De herverdelende effecten van het stelsel zouden in deze variant gelijk blijven. Afschaffing van het afbouwen van de algemene heffingskorting leidt in eerste instantie tot een toename van de Gini-coëfficiënt met 2,3 procent. Dat komt doordat ook hogere inkomens weer de volledige heffingskorting krijgen. Maar na het verhogen van de tarieven van de tweede en derde schijf wordt dit effect vrijwel volledig teniet gedaan.
Conclusies
In dit artikel is de complexiteit van het belastingstelsel in kaart gebracht, en in het bijzonder de toenemende inkomensafhankelijkheid van heffingskortingen en toeslagen. Bij de totstandkoming van de huidige vormgeving van de inkomensafhankelijke regelingen hebben de herverdelende en de arbeidsmarkteffecten een belangrijke rol gespeeld. Hier zijn deze effecten voor het huidige stelsel gekwantificeerd, en is er gekeken of het mogelijk is om het stelsel te vereenvoudigen met behoud van deze effecten. De conclusie is dat op onderdelen vereenvoudiging goed mogelijk is (met beperkt herverdelende effecten, en met inkomenseffecten die verder bij te sturen zijn met aanvullend inkomensbeleid). De vormgeving van het toeslagenstelsel (huurtoeslag, zorgtoeslag en het kindgebonden budget) en ook de algemene heffingskorting kunnen sterk vereenvoudigd worden. Wel moet er opgemerkt worden dat de analyses in dit artikel een verkennend karakter hebben.
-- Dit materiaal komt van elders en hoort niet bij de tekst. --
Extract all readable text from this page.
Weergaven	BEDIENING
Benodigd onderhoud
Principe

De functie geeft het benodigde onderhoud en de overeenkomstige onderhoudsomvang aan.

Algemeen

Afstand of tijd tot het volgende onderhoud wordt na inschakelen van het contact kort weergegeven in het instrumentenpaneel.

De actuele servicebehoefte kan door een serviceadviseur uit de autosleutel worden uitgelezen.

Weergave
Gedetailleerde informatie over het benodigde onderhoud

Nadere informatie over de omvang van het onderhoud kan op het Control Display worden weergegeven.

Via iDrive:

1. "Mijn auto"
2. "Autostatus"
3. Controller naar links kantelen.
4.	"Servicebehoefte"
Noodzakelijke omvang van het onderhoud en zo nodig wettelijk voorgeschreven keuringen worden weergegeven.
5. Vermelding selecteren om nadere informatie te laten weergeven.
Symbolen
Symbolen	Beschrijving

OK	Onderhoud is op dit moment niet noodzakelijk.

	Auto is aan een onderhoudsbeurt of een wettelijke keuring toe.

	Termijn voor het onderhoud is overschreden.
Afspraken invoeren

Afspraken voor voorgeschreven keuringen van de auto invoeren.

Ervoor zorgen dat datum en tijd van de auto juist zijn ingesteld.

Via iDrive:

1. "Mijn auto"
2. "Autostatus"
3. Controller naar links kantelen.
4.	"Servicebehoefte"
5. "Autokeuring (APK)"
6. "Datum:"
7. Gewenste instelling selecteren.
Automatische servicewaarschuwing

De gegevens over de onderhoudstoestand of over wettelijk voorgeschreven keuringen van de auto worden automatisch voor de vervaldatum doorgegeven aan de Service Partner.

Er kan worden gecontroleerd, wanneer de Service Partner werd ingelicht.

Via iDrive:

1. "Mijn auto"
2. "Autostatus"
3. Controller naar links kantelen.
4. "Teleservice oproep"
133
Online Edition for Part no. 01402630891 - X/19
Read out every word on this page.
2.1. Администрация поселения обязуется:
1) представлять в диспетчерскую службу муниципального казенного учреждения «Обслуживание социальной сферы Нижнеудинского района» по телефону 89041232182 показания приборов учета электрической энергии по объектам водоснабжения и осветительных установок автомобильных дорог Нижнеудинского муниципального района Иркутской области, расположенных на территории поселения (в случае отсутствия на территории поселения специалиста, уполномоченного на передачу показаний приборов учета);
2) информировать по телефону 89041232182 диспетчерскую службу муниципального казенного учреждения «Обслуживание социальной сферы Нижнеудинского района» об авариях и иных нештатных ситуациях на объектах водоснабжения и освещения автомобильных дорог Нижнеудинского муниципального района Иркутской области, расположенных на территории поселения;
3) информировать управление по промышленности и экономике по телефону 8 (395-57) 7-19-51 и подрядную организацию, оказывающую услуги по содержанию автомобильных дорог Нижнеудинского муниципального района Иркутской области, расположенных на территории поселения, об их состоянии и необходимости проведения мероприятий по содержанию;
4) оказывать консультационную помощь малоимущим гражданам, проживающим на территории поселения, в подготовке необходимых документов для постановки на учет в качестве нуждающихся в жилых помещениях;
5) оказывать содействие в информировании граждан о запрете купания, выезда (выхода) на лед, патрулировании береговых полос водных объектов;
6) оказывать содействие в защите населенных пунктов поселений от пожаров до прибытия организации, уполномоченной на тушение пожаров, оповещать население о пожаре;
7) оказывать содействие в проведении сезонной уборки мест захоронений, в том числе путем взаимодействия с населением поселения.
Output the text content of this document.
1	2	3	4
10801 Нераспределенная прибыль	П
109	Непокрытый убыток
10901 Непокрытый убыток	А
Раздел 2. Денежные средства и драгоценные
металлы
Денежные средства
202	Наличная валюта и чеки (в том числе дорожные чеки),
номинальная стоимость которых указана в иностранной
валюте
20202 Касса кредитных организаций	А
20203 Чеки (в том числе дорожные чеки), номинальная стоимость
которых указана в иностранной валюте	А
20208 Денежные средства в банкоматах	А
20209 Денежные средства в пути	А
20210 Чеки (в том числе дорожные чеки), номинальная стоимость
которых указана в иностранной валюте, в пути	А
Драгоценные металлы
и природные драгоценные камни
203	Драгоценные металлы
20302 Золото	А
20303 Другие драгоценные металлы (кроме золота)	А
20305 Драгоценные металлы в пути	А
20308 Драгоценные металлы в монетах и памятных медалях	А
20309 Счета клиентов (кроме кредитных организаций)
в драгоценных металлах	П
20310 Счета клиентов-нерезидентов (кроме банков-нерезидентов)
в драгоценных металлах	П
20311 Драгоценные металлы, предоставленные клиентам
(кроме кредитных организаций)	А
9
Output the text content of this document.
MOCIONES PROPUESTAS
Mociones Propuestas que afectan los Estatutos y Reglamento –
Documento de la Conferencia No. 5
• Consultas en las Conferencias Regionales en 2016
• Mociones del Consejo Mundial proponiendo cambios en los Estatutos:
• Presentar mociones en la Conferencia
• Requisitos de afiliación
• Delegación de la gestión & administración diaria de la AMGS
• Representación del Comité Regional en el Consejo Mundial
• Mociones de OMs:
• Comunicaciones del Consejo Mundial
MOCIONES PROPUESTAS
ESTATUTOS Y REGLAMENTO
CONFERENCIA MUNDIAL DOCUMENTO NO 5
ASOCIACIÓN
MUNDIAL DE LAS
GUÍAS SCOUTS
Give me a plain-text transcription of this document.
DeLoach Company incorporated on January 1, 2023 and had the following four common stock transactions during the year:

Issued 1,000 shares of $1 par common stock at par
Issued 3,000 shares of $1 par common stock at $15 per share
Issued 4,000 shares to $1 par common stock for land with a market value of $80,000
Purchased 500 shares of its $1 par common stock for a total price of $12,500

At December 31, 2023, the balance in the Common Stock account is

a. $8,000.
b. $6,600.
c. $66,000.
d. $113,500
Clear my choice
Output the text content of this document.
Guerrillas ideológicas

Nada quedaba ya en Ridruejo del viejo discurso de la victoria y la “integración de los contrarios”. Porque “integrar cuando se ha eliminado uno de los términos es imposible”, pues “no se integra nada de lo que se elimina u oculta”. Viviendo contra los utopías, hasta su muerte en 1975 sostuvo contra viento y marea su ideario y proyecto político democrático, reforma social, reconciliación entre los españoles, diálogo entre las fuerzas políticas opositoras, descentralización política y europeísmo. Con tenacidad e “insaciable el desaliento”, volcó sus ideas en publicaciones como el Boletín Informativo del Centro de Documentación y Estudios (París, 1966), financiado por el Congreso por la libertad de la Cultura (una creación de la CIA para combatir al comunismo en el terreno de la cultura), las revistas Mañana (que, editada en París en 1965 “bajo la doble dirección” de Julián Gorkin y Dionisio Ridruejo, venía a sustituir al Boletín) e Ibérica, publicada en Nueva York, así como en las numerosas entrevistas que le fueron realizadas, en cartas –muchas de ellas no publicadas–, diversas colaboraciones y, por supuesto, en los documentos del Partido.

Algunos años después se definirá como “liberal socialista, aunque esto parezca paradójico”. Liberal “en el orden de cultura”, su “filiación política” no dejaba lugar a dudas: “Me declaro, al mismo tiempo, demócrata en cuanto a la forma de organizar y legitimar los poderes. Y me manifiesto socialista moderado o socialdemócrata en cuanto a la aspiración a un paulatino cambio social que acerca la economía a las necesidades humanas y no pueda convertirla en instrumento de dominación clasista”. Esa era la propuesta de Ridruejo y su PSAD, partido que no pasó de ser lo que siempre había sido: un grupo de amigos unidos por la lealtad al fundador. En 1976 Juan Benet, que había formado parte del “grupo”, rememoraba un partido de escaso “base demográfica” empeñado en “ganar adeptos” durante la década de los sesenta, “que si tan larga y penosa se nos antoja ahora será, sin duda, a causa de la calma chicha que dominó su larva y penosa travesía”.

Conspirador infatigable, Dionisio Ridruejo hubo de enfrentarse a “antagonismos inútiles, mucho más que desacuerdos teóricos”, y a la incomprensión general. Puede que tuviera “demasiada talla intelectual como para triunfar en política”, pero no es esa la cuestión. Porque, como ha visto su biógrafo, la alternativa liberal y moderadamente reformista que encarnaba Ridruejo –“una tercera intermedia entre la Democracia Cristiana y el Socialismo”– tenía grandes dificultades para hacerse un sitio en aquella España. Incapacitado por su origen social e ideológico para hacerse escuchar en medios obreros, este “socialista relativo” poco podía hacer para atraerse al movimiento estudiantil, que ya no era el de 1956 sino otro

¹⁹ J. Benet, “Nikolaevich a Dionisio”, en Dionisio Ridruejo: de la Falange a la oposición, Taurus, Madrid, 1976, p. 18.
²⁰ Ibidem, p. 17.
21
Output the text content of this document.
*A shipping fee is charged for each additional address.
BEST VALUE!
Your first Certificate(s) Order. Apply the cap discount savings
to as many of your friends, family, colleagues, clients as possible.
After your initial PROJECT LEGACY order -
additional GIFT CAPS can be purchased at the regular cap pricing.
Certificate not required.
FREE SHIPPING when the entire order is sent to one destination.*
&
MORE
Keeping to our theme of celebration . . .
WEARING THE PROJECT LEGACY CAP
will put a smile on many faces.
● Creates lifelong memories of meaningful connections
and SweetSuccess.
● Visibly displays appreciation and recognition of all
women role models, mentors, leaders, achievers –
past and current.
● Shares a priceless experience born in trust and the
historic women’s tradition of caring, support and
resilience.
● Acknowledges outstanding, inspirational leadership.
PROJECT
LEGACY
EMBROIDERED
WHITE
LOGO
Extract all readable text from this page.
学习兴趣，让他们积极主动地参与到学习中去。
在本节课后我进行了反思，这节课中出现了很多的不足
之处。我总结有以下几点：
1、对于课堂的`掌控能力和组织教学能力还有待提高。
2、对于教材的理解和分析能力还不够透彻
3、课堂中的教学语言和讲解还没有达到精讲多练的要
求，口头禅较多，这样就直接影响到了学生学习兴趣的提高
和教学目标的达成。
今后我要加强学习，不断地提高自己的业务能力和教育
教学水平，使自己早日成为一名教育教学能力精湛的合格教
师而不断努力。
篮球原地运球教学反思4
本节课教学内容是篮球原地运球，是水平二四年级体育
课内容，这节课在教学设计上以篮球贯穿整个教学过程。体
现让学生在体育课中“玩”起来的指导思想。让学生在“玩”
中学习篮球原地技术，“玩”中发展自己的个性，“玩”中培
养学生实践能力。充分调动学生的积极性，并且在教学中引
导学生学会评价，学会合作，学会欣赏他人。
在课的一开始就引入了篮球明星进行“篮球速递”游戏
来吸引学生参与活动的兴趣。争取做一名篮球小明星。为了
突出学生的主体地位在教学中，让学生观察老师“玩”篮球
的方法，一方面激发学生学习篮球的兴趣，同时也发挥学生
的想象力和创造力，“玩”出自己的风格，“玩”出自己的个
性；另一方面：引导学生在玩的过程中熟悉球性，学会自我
In vervolgonderzoek zou men bijvoorbeeld de arbeidsmarkteffecten van de alternatieven in kaart kunnen brengen.
Eindnoten
1 Uitgangspunt in figuur 2 en 3 is het voorgenomen beleid in het Regeerakkoord van het kabinet-Rutte III. Op Prinsjesdag heeft het kabinet aangekondigd om de algemene heffingskorting, de arbeidskorting en de zorgtoeslag extra te verhogen in 2020. Deze extra verhogingen zijn niet verwerkt in dit artikel; ze hebben wel gevolgen voor de hoogte van de kortingen, maar niet voor de vormgeving.
2 Voor personen boven de AOW-leeftijd geldt in 2021 een drieschijvenstelsel.
3 In het structurele belastingstelsel is al het voorgenomen beleid de komende jaren (ook na 2021) in de regelingen verwerkt.
4 Specifiek gaat het om het huurdeel boven de 3.000 euro per jaar en onder de 8.400 euro per jaar.
5 Betaalde premies voor de basiszorgverzekering en kosten in het kader van het eigen risico in het huishouden (paren betalen deze dubbel).
Literatuur
Jongen, E., P. Koot en M. Vlekke (2016) De politieke economie van inkomensbeleid: makkelijker kunnen we het niet maken? CPB Achtergronddocument, 30 juni.
Koot, P. (2019) Het ramen van beleidseffecten op de inkomensverdeling via de Gini-coëfficiënt. CPB Achtergronddocument, 21 maart 2019.
Koot, P., H.-W. de Boer en E. Jongen (2018). De belastingdruk van een- en tweeverdieners vanaf 2005: een intertemporele en internationale analyse van de belastingdruk voor paren in Nederland. CPB Achtergronddocument, 15 februari 2018.
Koot, P., M. Vlekke, E. Berkhout en R. Euwals (2016) MIMOSI: microsimulatiemodel voor belastingen, sociale zekerheid, loonkosten en koopkracht. CPB achtergronddocument, 30 maart.